Kegiatan tersebut turut mengundang Partai Politik Peserta Pemilu, Ketua/Anggota Bawaslu Kabupaten/Kota Se-Kalimantan Tengah beserta Staf, Mantan Ketua/Anggota Bawaslu Kabupaten/Kota Se-Kalimantan Tengah Periode sebelumnya, Pegiat Pemilu, dan Perwakilan beberapa Universitas yang ada di kota Palangka Raya.
Ketua Bawaslu Provinsi Kalimantan Tengah Satriadi dalam sambutannya menyampaikan, "Kegiatan ini sangat penting dilakukan agar lebih meningkatkan Kapasitas Saksi Partai Politik pada Pemilu Tahun 2024 nantinya, dimana perlu untuk lebih mengetahui tentang mekanisme, tata cara, serta prosedur yang sesuai dengan regulasi yang terbaru agar para Saksi Partai Politik bisa menjadi Saksi yang Berkualitas dan Profesional dalam bekerja nantinya". Katanya yang sekaligus membuka Kegiatan Peningkatan Kapasitas SDM Dalam Rangka Pelatihan Saksi Peserta Pemilu Tahun 2024 secara resmi.

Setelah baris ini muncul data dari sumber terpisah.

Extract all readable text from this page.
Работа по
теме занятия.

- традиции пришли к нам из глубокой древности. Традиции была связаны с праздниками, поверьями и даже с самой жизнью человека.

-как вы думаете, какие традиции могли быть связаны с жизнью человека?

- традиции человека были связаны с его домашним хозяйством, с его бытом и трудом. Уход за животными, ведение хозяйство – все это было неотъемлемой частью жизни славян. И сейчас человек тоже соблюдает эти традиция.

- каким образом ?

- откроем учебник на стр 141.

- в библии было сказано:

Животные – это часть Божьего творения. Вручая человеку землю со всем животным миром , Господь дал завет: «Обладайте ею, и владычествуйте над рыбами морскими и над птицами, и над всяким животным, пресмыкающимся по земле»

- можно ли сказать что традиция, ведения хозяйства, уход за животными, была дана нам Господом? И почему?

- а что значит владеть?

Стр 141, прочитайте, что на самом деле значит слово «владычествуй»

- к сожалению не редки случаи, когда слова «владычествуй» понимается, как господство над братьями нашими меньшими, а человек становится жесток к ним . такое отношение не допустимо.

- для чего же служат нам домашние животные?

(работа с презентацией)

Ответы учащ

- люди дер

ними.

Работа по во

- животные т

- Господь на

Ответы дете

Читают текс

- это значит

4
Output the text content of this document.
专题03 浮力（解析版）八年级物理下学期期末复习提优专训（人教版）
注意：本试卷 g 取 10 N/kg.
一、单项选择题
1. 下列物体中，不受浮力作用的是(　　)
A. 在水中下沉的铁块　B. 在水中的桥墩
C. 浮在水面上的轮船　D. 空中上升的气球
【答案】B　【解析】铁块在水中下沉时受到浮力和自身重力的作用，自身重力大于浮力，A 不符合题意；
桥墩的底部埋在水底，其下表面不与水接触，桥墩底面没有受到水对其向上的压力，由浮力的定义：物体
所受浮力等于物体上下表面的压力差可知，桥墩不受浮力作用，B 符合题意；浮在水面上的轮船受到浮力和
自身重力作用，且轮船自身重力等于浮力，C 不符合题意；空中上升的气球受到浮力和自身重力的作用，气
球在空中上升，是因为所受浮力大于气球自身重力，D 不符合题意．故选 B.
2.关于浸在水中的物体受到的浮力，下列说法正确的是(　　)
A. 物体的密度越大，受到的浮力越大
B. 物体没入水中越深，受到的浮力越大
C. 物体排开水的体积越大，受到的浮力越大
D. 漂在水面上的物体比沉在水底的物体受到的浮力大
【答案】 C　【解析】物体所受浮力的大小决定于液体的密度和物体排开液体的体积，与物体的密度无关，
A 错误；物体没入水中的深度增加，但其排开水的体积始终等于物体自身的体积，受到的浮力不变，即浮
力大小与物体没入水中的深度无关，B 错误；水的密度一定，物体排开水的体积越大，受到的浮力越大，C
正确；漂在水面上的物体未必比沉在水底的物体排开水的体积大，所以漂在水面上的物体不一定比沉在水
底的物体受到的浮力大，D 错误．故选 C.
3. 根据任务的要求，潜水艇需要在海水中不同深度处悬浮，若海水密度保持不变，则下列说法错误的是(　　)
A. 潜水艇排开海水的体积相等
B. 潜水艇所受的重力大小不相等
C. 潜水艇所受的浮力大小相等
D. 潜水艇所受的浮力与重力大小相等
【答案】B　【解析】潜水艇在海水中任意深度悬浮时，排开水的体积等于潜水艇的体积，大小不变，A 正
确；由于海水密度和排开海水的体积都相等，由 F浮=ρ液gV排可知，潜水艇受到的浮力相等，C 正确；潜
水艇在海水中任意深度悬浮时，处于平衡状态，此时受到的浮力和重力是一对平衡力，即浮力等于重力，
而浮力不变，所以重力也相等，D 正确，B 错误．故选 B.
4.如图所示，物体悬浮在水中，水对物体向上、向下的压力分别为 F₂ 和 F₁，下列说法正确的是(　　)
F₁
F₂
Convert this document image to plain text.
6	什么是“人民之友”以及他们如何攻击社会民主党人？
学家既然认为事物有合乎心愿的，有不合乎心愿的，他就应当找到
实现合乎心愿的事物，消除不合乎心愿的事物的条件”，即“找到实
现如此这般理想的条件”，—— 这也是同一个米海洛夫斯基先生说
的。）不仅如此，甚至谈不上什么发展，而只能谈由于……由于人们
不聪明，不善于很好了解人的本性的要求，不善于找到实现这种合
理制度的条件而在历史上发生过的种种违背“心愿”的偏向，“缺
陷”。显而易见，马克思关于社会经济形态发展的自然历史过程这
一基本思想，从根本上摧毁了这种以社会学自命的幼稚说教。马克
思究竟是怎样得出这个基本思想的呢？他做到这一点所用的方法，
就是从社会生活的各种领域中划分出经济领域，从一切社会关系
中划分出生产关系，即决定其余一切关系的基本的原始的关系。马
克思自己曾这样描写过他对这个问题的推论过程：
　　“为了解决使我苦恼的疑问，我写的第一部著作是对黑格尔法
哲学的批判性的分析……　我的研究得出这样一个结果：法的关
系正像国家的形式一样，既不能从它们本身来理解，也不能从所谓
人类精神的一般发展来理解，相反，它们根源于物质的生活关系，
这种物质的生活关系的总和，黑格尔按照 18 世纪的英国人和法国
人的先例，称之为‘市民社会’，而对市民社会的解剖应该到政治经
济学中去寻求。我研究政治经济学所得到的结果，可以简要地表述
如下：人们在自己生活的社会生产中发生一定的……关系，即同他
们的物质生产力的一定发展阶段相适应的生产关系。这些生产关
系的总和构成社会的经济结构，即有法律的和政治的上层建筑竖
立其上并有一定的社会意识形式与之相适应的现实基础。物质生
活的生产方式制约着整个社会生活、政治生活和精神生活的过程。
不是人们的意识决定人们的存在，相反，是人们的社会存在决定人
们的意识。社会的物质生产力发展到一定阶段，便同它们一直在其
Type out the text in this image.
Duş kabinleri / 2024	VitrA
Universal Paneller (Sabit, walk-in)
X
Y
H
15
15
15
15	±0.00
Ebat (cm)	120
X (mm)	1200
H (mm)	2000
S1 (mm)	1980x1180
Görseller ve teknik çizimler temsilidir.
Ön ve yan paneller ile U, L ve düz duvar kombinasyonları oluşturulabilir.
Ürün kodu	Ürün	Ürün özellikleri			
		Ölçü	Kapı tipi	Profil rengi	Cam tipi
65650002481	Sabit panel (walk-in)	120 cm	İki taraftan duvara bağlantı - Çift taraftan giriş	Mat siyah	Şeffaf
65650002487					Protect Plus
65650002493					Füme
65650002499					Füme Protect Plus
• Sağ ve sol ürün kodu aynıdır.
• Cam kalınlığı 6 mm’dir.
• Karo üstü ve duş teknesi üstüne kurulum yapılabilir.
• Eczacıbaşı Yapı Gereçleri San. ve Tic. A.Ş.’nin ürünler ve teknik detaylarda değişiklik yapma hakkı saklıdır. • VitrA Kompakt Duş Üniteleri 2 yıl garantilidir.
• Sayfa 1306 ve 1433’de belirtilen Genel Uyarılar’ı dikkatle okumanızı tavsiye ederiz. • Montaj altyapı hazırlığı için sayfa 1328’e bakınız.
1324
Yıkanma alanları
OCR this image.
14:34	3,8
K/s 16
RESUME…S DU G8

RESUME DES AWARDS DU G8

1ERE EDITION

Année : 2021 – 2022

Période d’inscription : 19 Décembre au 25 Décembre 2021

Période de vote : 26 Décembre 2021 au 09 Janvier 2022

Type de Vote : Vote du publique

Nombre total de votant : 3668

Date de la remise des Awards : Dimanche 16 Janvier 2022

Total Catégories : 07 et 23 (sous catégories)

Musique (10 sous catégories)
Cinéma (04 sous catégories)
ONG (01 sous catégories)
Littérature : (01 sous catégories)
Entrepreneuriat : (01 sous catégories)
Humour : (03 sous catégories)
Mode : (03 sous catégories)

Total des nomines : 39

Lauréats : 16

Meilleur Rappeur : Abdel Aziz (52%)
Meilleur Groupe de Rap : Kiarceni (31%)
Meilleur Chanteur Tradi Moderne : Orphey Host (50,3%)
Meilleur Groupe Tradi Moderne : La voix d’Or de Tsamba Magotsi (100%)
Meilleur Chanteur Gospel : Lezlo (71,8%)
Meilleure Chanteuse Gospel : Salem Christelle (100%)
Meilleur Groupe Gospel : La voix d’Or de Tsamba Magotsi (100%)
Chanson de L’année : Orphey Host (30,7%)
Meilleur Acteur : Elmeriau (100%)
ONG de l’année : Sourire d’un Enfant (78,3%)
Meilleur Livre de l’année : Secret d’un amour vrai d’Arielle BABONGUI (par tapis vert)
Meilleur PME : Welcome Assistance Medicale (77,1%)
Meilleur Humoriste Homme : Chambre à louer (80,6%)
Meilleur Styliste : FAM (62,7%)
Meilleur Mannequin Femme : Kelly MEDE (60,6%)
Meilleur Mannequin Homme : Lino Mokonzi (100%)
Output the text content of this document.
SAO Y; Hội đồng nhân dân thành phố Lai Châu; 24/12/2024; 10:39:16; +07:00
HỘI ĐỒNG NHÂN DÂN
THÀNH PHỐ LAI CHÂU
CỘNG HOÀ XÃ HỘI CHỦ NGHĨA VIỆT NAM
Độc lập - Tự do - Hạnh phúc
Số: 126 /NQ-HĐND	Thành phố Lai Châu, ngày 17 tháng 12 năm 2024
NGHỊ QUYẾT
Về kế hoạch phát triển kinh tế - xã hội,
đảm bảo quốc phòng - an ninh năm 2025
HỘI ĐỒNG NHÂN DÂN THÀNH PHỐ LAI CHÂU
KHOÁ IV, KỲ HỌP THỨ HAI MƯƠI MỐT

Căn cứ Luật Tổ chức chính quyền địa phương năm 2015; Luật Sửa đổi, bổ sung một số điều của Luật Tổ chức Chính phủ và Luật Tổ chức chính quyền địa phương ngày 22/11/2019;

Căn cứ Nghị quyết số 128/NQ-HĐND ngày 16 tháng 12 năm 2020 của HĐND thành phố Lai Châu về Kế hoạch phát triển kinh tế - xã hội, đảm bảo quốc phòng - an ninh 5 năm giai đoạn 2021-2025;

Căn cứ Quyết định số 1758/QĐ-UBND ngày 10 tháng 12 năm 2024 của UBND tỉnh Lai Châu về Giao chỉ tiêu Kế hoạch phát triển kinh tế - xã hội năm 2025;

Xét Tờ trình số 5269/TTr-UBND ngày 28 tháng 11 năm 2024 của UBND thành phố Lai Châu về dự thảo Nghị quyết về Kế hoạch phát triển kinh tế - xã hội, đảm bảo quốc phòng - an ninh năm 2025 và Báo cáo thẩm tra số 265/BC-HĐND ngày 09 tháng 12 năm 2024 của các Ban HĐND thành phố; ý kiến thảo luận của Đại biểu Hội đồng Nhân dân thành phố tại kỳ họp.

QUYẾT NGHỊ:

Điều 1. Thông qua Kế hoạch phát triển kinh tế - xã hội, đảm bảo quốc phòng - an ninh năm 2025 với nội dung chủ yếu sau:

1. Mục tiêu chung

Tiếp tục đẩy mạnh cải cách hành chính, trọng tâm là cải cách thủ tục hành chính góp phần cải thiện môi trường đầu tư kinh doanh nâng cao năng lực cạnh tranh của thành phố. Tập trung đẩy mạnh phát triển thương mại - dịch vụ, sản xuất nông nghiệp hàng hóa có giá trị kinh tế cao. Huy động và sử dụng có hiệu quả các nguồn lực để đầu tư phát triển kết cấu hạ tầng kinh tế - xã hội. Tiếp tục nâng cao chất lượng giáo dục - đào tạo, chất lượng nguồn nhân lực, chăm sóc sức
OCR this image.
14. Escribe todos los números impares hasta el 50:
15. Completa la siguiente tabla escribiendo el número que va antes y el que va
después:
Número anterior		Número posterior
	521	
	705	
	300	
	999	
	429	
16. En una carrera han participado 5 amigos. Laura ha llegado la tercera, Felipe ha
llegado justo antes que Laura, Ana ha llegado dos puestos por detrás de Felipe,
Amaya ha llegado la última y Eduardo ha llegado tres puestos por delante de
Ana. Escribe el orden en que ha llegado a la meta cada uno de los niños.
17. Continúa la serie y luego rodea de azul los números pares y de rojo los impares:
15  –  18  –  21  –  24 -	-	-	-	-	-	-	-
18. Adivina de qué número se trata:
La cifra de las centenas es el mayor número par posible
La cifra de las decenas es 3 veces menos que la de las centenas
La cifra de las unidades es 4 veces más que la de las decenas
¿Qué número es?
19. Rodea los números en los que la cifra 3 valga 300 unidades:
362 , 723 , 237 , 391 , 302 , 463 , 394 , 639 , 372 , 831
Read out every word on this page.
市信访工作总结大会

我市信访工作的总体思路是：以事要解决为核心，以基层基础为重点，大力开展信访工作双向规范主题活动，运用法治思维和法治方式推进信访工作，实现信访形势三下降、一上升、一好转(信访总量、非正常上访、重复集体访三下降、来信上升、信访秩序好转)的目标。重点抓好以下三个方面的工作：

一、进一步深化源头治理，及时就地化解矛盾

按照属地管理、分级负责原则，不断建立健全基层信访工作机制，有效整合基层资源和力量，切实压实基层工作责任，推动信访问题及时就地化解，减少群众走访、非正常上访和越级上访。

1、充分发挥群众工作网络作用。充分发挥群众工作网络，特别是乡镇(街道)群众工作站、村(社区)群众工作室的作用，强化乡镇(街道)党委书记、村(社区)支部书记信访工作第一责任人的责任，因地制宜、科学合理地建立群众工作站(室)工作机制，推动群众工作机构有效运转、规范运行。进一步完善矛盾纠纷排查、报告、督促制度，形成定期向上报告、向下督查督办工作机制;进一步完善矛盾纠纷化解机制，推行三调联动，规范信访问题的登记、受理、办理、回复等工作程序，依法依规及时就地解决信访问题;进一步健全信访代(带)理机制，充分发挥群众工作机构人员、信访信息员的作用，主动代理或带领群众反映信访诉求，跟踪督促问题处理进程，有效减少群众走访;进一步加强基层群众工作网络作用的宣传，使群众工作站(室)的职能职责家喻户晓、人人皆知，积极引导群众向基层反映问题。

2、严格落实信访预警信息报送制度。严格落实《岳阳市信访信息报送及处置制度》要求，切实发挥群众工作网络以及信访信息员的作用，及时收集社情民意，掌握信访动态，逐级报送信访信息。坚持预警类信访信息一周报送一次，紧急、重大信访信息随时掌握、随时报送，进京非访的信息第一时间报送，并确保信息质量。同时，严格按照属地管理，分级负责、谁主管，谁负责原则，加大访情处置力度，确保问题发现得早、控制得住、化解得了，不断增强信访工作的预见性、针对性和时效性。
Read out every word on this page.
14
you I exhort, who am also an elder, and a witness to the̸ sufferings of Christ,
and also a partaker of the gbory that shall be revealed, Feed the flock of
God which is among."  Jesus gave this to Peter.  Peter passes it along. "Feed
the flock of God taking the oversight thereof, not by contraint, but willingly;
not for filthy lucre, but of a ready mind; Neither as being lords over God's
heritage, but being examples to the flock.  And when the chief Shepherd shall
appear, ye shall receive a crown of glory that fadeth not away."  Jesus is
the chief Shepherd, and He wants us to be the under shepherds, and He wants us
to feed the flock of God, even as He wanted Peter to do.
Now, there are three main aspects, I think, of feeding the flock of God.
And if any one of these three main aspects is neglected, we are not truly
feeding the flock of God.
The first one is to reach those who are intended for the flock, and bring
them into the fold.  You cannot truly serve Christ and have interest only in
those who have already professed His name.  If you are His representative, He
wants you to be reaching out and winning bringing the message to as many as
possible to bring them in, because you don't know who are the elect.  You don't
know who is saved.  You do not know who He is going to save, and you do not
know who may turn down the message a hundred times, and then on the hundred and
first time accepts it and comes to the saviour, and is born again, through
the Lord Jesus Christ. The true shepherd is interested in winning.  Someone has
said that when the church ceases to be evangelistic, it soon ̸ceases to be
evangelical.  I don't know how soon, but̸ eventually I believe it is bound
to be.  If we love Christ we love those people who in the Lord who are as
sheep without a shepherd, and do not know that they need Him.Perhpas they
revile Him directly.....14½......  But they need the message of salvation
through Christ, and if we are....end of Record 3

Selanjutnya, Narasumber atau Pemateri dari Pegiat Pemilu Fenjte Bawengan, S.Sos., M.AP menegaskan, "Saksi Parpol harus seorang yang pemberani dan berani untuk berdebat atau memberikan instrupsi jika melihat adanya kejanggalan atau sesuatu yang bertentangan dengan peraturan, sehingga sosok saksi Pemilu seperti itu yang bisa menguntungkan bagi peserta pemilu, Saksi Parpol itu harus lah militan Partai Politik bukan militan Caleg (Calon Legislatif)". Pintanya.
Pada saat bersamaan, Narasumber kedua yaitu Krisdianto Rijkaad Maradesa, S.H seorang Advokat/Pegiat Pemilu juga menambahkan, "Adapun yang menjadi perhatian saksi parpol yaitu jika terjadi kesengajaan oleh petugas KPPS dalam melakukan pengrusakan dengan sengaja mencoblos memakai kuku sehingga membuat surat suara menjadi tidak sah atau rusak, saksi parpol dapat memberikan saran untuk PSU melalui Pengawas TPS apabila melihat petugas KPPS yang dengan sengaja melakukan pengrusakan surat suara lebih dari 1 surat suara". Tutupnya.